Gli Atti ancora ricordano i molteplici arresti da parte dei Romani contro Paolo. Il primo episodio, avvenuto tra il 60 e il 62 d.C, si verificò con l’accusa di aver provocato una rivolta nel tempio ebraico a Gerusalemme. Rinchiuso in una casa privata e sorvegliato da guardie, gli Atti degli Apostoli dicono sia riuscito a convertire i suoi controllori.
Un nuovo arresto avvenne nel 67 d.C, quando venne rinchiuso nel carcere Mamertino. Di lì a poco, il suo martirio. Non sappiamo i dettagli della sua fine, ma le fonti più attendibili riferiscono di una condanna per ordine di Nerone, che lo annoverò tra i colpevoli del grande incendio di Roma del 64.
Paolo, il vero fondatore del Cristianesimo?
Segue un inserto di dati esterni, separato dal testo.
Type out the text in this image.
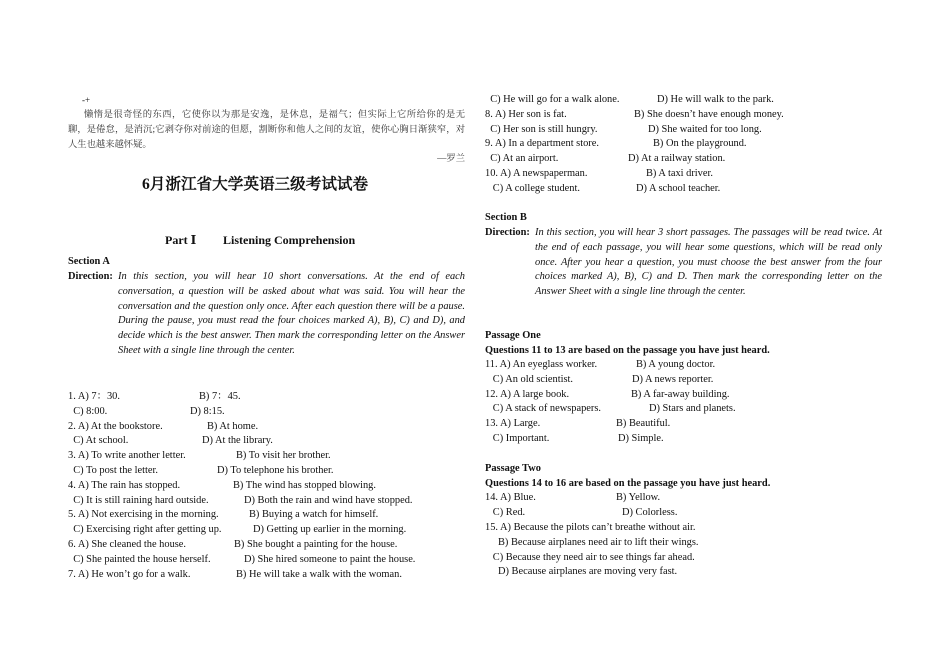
-+
懒惰是很奇怪的东西，它使你以为那是安逸，是休息，是福气；但实际上它所给你的是无聊，是倦怠，是消沉;它剥夺你对前途的但愿，割断你和他人之间的友谊，使你心胸日渐狭窄，对人生也越来越怀疑。
—罗兰
6月浙江省大学英语三级考试试卷
Part Ⅰ Listening Comprehension
Section A
Direction: In this section, you will hear 10 short conversations. At the end of each conversation, a question will be asked about what was said. You will hear the conversation and the question only once. After each question there will be a pause. During the pause, you must read the four choices marked A), B), C) and D), and decide which is the best answer. Then mark the corresponding letter on the Answer Sheet with a single line through the center.
1. A) 7：30.	B) 7：45.
C) 8:00.	D) 8:15.
2. A) At the bookstore.	B) At home.
C) At school.	D) At the library.
3. A) To write another letter.	B) To visit her brother.
C) To post the letter.	D) To telephone his brother.
4. A) The rain has stopped.	B) The wind has stopped blowing.
C) It is still raining hard outside.	D) Both the rain and wind have stopped.
5. A) Not exercising in the morning.	B) Buying a watch for himself.
C) Exercising right after getting up.	D) Getting up earlier in the morning.
6. A) She cleaned the house.	B) She bought a painting for the house.
C) She painted the house herself.	D) She hired someone to paint the house.
7. A) He won’t go for a walk.	B) He will take a walk with the woman.
C) He will go for a walk alone.	D) He will walk to the park.
8. A) Her son is fat.	B) She doesn’t have enough money.
C) Her son is still hungry.	D) She waited for too long.
9. A) In a department store.	B) On the playground.
C) At an airport.	D) At a railway station.
10. A) A newspaperman.	B) A taxi driver.
C) A college student.	D) A school teacher.
Section B
Direction: In this section, you will hear 3 short passages. The passages will be read twice. At the end of each passage, you will hear some questions, which will be read only once. After you hear a question, you must choose the best answer from the four choices marked A), B), C) and D. Then mark the corresponding letter on the Answer Sheet with a single line through the center.
Passage One
Questions 11 to 13 are based on the passage you have just heard.
11. A) An eyeglass worker.	B) A young doctor.
C) An old scientist.	D) A news reporter.
12. A) A large book.	B) A far-away building.
C) A stack of newspapers.	D) Stars and planets.
13. A) Large.	B) Beautiful.
C) Important.	D) Simple.
Passage Two
Questions 14 to 16 are based on the passage you have just heard.
14. A) Blue.	B) Yellow.
C) Red.	D) Colorless.
15. A) Because the pilots can’t breathe without air.
B) Because airplanes need air to lift their wings.
C) Because they need air to see things far ahead.
D) Because airplanes are moving very fast.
Anche se molti altri apostoli e missionari cercarono di diffondere il messaggio cristiano contemporaneamente a Paolo, diversi resoconti biblici mostrano Paolo di Tarso non come un semplice “ambasciatore del messaggio di Cristo” ma abile politico e quasi stratega, in grado di individuare degli elementi fondamentali per attirare nuovi seguaci. Uno stile di conversione unico, che gli avrebbe dato un notevole vantaggio rispetto ad altri predicatori.
Il primo, la disponibilità a battezzare chiunque: che fosse ebreo o non ebreo, i cosiddetti “Gentili”.
Il secondo, una maggiore libertà personale a seguito della conversione. Per abbracciare il messaggio di Cristo, molti altri predicatori pretendevano che si entrasse nella comunità degli ebrei. Per la maggior parte di loro, la fede cristiana non poteva essere separata dal ruolo di Gesù come rabbino ebreo.
Ma Paolo adottò una strategia differente: riuscì infatti a convertire al cristianesimo persone che, pur credendo nel messaggio del Cristo, non volevano adottare le rigide usanze ebraiche. Così, la sua predicazione, senza pretendere l’allontanamento dei convertiti dagli usi e costumi dei rispettivi popoli, otteneva un numero di adesioni drasticamente superiore.
La visione particolare, e a tratti rivoluzionaria, del Cristianesimo di Paolo, si può evincere dalle numerose lettere scritte nel corso della sua vita. Proprio in quei carteggi si trovano le idee fondamentali, che divennero poi le basi, della chiesa cattolica.
Ad esempio, nella “Lettera ai Romani”, Paolo affermò che la fede in Cristo era più forte delle leggi ebraiche, che ogni comunità doveva essere governata dall’amore e che la fede nel Dio Cristiano conteneva in sé la promessa di una vita eterna. Così le 13 epistole, sette delle quali sono sicuramente sue, non solo lo rendono lo scrittore più prolifico della Bibbia, ma costituiscono anche la fonte principale per la comprensione dei futuri ideali della chiesa.
In altre parole, Paolo può essere considerato il fondatore del messaggio del “Regno di Dio”: le sue innovative tecniche di convincimento e di predicazione facevano presa su gran parte della popolazione, che riusciva a comprendere e meglio accettare il messaggio cristiano, unendosi in gran numero ad un culto che diventava ogni giorno più forte, proprio per la sua semplicità nella vita quotidiana.
Probabilmente, senza le innovazioni di Paolo di Tarso, il mondo greco-romano sarebbe stato ben più restìo ad accettare gli insegnamenti cristiani, e forse il cristianesimo avrebbe corso il rischio di estinguersi come un altro culto a lui simile, quello di Mitra, che proprio per il suo carattere strettamente riservato e “settario”, non conobbe lo stesso successo.